An Exact Diagonalization Demonstration of Incommensurability and Rigid Band Filling for N Holes in the t-J Model

TL;DR

This study uses exact diagonalization to analyze incommensurability and band filling in the t-J model with multiple holes, revealing how ground state momentum shifts relate to incommensurate order and rigid-band filling.

Contribution

It demonstrates the incommensurability in the t-J model with multiple holes using a novel 16-site lattice and clarifies the relationship between ground state momentum and band filling.

Findings

Ground state shifts away from antiferromagnetic ordering with increasing holes.

Incommensurability occurs only when single hole ground state has momentum (pi/2, pi/2).

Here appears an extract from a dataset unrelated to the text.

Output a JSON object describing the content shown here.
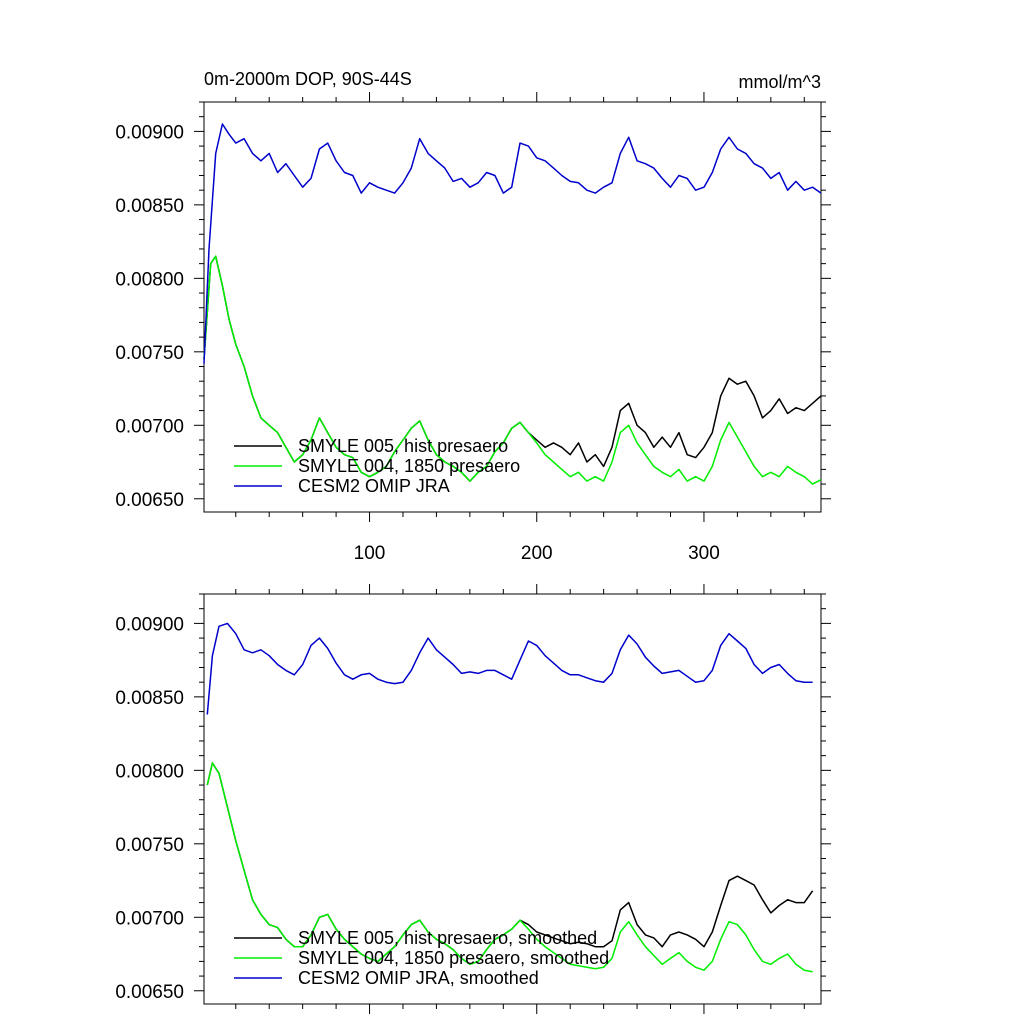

Occupied momentum states are confirmed to be at (±pi/2, ±pi/2) in many-hole ground states.

Abstract

We have calculated S(q) and the single particle distribution function <n(q)> for N holes in the t - J model on a non--square sqrt{8} X sqrt{32} 16--site lattice with periodic boundary conditions; we justify the use of this lattice in compariosn to those of having the full square symmetry of the bulk. This new cluster has a high density of vec k points along the diagonal of reciprocal space, viz. along k = (k,k). The results clearly demonstrate that when the single hole problem has a ground state with a system momentum of vec k = (pi/2,pi/2), the resulting ground state for N holes involves a shift of the peak of the system's structure factor away from the antiferromagnetic state. This shift effectively increases continuously with N. When the single hole problem has a ground state with a momentum that is not equal to k = (pi/2,pi/2), then the above--mentioned incommensurability for N holes is not found. The results for the incommensurate ground states can be understood in terms of rigid--band filling: the effective occupation of the single hole k = (pi/2,pi/2) states is demonstrated by the evaluation of the single particle momentum distribution function <n(q)>. Unlike many previous studies, we show that for the many hole ground state the occupied momentum states are indeed k = (+/- pi/2,+/- pi/2) states.